AI critic is supported for the Multi-modal chat editor, the Audio editor, and the Video editor.
How to create a new critic
- Go to your Project settings → Advanced and enable AI critic. You can also choose which Foundry model to power the AI critic by setting the AI critic model.
- In the editor, select the AI critic setup icon in the top navbar. Then, click Add new critic.
- Add a short descriptive title for your critic. Then, in the text box, describe your critic using natural language. Define which elements you want to critique and the specific criteria they must meet. The more specific your description, the better the critic performs. For the best results, make sure your prompt references these element names:
| Element | Description |
|---|---|
| Actor | A participant in the conversation - either a “human” (the prompter) or a “model” (an AI responder). Each actor has metadata like a display name or model configuration name. |
| Checklist classification | A multi-select classification where labelers choose one or more options from a list. Like radios, options can contain nested sub-questions. |
| Display rules | Conditional visibility logic that controls when a classification appears. A criterion with display rules only shows when other criteria have specific values, enabling branching evaluation workflows. |
| Feature | The actual value a labeler selected or entered for a classification. Contains the answer data, including which option was chosen (for radio/checklist) or what text was entered. |
| Feature schema | The definition or blueprint for a classification. Describes its type (radio, checkbox, text), available options, scope, and display rules. Think of it as the question template. |
| Index data | Binds a scoped classification to a specific element in the conversation. For example, a response-message-scoped classification’s index data contains the ID of the response it applies to. |
| Prompt message | A message sent by the human participant that initiates a conversation turn.
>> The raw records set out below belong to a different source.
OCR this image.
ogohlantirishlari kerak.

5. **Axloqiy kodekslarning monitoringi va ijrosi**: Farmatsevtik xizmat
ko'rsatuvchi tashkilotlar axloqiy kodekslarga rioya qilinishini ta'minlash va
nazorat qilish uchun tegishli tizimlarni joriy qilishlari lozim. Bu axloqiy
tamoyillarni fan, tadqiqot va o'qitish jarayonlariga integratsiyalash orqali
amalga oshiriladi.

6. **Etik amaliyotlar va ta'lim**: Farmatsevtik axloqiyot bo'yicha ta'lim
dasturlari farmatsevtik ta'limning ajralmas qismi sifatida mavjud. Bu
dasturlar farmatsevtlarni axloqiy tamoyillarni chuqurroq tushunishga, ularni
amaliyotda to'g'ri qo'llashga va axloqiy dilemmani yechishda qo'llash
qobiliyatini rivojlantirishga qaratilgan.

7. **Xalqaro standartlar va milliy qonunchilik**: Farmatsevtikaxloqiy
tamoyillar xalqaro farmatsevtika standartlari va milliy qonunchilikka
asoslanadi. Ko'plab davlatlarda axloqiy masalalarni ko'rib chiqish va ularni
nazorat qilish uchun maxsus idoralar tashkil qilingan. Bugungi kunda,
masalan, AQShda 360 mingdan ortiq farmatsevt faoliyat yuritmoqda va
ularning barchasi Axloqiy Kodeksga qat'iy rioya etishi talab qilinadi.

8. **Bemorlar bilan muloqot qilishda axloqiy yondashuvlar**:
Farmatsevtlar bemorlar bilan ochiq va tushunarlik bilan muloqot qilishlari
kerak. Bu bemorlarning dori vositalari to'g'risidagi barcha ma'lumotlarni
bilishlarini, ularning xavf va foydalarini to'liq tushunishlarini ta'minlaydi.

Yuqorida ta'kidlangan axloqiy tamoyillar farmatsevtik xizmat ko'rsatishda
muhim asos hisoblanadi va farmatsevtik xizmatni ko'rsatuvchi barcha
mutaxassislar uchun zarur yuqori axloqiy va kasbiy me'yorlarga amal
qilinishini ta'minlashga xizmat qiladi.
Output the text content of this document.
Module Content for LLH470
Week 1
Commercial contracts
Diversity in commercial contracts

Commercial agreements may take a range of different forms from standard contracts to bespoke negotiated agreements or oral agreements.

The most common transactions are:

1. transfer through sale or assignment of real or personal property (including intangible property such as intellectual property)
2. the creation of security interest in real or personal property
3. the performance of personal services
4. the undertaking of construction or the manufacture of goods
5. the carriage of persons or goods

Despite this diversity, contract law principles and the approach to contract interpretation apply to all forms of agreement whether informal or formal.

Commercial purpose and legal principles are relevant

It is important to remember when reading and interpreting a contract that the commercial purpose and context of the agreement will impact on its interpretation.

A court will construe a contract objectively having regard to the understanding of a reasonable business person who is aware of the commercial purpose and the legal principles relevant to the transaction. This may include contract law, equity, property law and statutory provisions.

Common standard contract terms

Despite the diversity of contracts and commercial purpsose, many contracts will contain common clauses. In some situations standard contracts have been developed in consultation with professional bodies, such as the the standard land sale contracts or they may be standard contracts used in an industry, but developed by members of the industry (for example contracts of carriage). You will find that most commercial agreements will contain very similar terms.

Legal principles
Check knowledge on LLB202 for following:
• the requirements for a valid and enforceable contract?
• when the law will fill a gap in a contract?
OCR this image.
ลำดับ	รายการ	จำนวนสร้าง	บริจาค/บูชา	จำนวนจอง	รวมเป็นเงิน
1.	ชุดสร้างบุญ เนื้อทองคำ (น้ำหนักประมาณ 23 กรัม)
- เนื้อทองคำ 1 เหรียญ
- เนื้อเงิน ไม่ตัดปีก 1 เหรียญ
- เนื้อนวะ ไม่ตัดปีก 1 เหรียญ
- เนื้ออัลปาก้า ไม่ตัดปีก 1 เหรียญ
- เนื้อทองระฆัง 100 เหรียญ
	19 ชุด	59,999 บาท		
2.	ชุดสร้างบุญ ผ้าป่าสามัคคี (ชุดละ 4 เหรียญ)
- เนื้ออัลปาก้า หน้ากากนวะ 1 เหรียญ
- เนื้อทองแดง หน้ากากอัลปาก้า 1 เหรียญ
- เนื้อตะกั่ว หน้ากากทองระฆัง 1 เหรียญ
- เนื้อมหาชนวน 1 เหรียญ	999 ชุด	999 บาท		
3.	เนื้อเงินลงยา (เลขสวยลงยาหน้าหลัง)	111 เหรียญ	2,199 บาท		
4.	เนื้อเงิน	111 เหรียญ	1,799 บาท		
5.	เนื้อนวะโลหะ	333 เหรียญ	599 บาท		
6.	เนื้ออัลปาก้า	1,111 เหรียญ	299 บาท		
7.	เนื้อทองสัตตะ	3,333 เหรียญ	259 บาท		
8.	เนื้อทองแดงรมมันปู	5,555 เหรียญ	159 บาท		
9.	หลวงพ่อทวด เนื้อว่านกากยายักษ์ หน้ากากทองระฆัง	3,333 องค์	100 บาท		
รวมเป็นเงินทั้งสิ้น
In multi-turn conversations, each new prompt builds on the previous exchange. |
| Radio classification | A single-select classification where labelers choose exactly one option from a list. Options can have nested sub-questions that appear when selected. |
| Response message | A message generated by an AI model in reply to a prompt. In multi-model evaluation, a single prompt can have multiple responses from different models. |
| Rubric criterion | A structured evaluation question used to assess model responses. Can be a radio (single-select), checkbox (multi-select), or text (free-form) question. Each criterion is associated with a specific prompt message and evaluates the responses to that prompt. |
| Rubric group | A container that organizes related rubric criteria under a common header. Groups can have min/max constraints on how many criteria they contain. |
| Scope | Determines where a classification applies. “Global” applies to the entire conversation. Other scopes target a specific prompt message, response message, rubric criterion, or turn. |
| Text classification | A free-form text input annotation where labelers enter arbitrary text. |
| Turn | A complete prompt-response exchange in the conversation. Each turn contains one prompt message and one or more response messages from model actors. |
- Set the Enforcment. This setting determines what happens when a critique fails. Select from the following options.
- Block: Prevents the user from submitting the label until the failing critique is resolved. This is the strictest quality-control option.
- Acknowledge: When the user clicks submit, a notification appears detailing the quality failures. The user must acknowledge the message to proceed, but they are not blocked from submitting.
- None: Displays the critique result as a visual aid directly in the editor but does not interfere with the submission process.
- Click Update Critic to save it. The AI will immediately begin critiquing elements based on your new rule.
How to write effective critiques
You can create critiques for various elements within the editor. The AI understands the context and relationships between different elements, such as a classification and the message it is attached to. To verify that a classification’s value is correct based on its label and the message it’s associated with, you can use a prompt like this:Look at the instructions or label for each classification. Make sure the value for the classification is correct based on its label and all of the contextual information. If it's a scoped classification, make sure to read the associated message in order to make your critique.
The AI critic will then:
- Target all classifications in the editor.
- Read the classification’s label.
- If the classification is attached to a message, it will read the message content.
- Determine if the selected value is appropriate based on the context.
Example prompts
- “All responses must be at least 3 sentences long and written in formal English. Responses that are too short or use casual language should fail.”
- “Each response must directly address the question asked in the prompt message. If the response is off-topic or does not answer the question, it should fail.”
- “For all checklist classifications, ensure that no contradictory options have been selected together.”
- “For all radio classifications scoped to response messages, verify the selected option accurately reflects the tone of the response.”
- “Review the entire conversation holistically. The overall exchange must feel natural and coherent. Flag data rows where the conversation feels disjointed or artificially constructed.”
- Ensure that no personally identifiable information (PII) appears anywhere in the conversation — in prompts, responses, or classifications.”